Y en el centro y cruce del camino de Santa Rita y Santa Ana con el Camino Real a San Luis, hicieron un profundo agujero donde Esperanza metió la botellita con el tapón hacia abajo. Las maldiciones del diablo eran cada vez más fuertes. Francisca, luego de echar puños de tierra, los apisonaba mojándola con agua bendita. Por cada puño de tierra eran tres maldiciones. Cuando hubieron acabado, Francisca brincó con todas las fuerzas que sus reumas le permitían sobre el agujero enterrado y se encomendaba a todos los santos. Antes de retirarse, hicieron la señal de la cruz, y aún rezumbaban en sus oídos las maldiciones del diablo a su suegra.

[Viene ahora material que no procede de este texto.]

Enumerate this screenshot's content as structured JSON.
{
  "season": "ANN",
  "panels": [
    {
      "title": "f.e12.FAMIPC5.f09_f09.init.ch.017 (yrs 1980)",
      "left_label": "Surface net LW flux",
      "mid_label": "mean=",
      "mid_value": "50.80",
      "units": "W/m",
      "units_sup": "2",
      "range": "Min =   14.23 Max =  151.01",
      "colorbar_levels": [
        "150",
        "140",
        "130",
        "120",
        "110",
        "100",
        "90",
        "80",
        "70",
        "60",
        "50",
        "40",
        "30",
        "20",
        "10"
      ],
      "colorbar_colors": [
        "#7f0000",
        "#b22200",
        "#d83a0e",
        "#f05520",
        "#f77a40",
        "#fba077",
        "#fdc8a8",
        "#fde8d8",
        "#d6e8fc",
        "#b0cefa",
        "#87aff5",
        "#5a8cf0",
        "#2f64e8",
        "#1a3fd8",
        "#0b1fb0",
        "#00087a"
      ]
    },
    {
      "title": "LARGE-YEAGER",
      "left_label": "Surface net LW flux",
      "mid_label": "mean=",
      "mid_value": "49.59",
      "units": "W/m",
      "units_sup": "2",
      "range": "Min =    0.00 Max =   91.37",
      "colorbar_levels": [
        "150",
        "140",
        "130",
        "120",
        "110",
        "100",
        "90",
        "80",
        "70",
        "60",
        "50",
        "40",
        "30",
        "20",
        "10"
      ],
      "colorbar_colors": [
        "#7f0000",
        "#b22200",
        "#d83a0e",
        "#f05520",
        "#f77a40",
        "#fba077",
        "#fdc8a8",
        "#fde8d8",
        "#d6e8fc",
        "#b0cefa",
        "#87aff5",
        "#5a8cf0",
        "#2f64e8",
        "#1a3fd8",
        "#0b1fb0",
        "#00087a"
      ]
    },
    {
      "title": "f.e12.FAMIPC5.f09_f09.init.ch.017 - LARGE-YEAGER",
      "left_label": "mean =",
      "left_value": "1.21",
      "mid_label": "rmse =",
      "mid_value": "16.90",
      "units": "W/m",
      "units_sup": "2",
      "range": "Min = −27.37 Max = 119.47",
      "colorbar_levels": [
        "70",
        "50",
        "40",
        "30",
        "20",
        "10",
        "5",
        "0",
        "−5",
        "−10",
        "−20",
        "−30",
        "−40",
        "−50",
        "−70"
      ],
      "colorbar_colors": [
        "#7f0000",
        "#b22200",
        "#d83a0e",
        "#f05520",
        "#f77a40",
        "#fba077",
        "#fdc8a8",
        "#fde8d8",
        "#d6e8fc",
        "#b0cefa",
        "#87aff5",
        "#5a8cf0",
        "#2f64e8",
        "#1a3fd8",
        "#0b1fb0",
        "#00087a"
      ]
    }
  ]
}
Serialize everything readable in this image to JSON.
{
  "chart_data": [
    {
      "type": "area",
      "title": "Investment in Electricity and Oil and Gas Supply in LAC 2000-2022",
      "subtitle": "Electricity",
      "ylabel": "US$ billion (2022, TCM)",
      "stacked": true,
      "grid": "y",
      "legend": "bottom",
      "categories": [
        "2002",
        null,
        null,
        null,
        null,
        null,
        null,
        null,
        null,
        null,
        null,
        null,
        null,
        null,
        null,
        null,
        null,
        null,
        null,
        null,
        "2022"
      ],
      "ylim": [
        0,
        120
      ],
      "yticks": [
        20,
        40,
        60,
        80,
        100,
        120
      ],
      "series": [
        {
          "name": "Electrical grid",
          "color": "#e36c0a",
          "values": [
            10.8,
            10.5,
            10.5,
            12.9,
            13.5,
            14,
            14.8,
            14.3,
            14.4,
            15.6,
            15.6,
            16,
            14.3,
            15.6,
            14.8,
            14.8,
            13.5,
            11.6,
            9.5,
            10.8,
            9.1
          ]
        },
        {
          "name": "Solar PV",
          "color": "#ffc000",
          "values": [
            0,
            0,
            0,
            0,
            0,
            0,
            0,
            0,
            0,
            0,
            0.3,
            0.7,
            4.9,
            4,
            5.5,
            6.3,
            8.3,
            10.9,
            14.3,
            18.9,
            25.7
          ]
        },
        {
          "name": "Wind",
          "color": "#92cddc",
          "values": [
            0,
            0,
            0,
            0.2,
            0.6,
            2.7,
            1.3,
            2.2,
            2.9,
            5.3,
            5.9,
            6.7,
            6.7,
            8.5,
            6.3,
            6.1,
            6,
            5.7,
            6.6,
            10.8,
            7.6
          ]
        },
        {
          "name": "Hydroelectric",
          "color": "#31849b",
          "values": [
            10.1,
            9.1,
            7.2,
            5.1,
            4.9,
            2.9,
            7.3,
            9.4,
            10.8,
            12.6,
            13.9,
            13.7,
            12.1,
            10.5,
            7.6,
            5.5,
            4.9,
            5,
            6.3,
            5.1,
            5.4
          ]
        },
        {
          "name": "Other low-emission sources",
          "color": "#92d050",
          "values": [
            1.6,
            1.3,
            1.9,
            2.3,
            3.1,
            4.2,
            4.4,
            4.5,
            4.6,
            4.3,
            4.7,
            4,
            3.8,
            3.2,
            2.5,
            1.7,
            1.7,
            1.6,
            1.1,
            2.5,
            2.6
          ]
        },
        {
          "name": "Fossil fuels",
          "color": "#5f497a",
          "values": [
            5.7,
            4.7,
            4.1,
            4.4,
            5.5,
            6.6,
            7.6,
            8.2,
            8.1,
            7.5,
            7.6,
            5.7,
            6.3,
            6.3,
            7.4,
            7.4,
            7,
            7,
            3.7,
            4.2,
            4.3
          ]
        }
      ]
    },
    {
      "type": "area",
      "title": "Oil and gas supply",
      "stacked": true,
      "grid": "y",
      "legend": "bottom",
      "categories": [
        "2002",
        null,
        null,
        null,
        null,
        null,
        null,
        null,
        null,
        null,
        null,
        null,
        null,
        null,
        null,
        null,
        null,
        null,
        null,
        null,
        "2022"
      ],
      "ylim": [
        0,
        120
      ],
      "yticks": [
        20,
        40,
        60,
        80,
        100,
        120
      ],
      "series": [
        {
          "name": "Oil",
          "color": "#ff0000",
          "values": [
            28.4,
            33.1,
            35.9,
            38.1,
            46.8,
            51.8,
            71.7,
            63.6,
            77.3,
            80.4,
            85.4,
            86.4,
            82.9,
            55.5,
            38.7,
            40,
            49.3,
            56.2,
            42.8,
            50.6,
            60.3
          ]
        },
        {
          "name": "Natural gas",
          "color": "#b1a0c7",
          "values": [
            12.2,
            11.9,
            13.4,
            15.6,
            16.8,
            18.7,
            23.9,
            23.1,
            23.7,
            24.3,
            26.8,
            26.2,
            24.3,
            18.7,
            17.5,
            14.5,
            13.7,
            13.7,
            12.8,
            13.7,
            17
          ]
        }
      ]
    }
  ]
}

Y dicen que dijeron quienes se dieron cuenta de todo esto, que ambas mujeres, al llegar a casa, empacaron las escasas pertenencias y abandonaron el lugar, yéndose a establecer por el rumbo de la Mesa Redonda, en el rancho el Churincio. El caballo prieto mohíno rompió la soga que lo amarraba y trozó la cincha tirando la montura y, desde entonces, durante muchos años, se le vio por las noches vagar por los caminos aledaños al cruce de los caminos de Santa Rita y Santa Ana con el camino viejo a San Luis Potosí. Lo hacía resoplando con furia y ojos centellantes y parado de manos amenazaba a los transeúntes.

Quienes tenían que pasar por esos caminos, al llegar al cruce oían candentes maldiciones del diablo a su suegra; maldiciones que se generalizaban a todos. Los bueyes que tiraban carretas se rehusaban a pasar por allí; y los troncos de equinos por lo regular se encabritaban poniendo en peligro la vida de los ocupantes de los carruajes.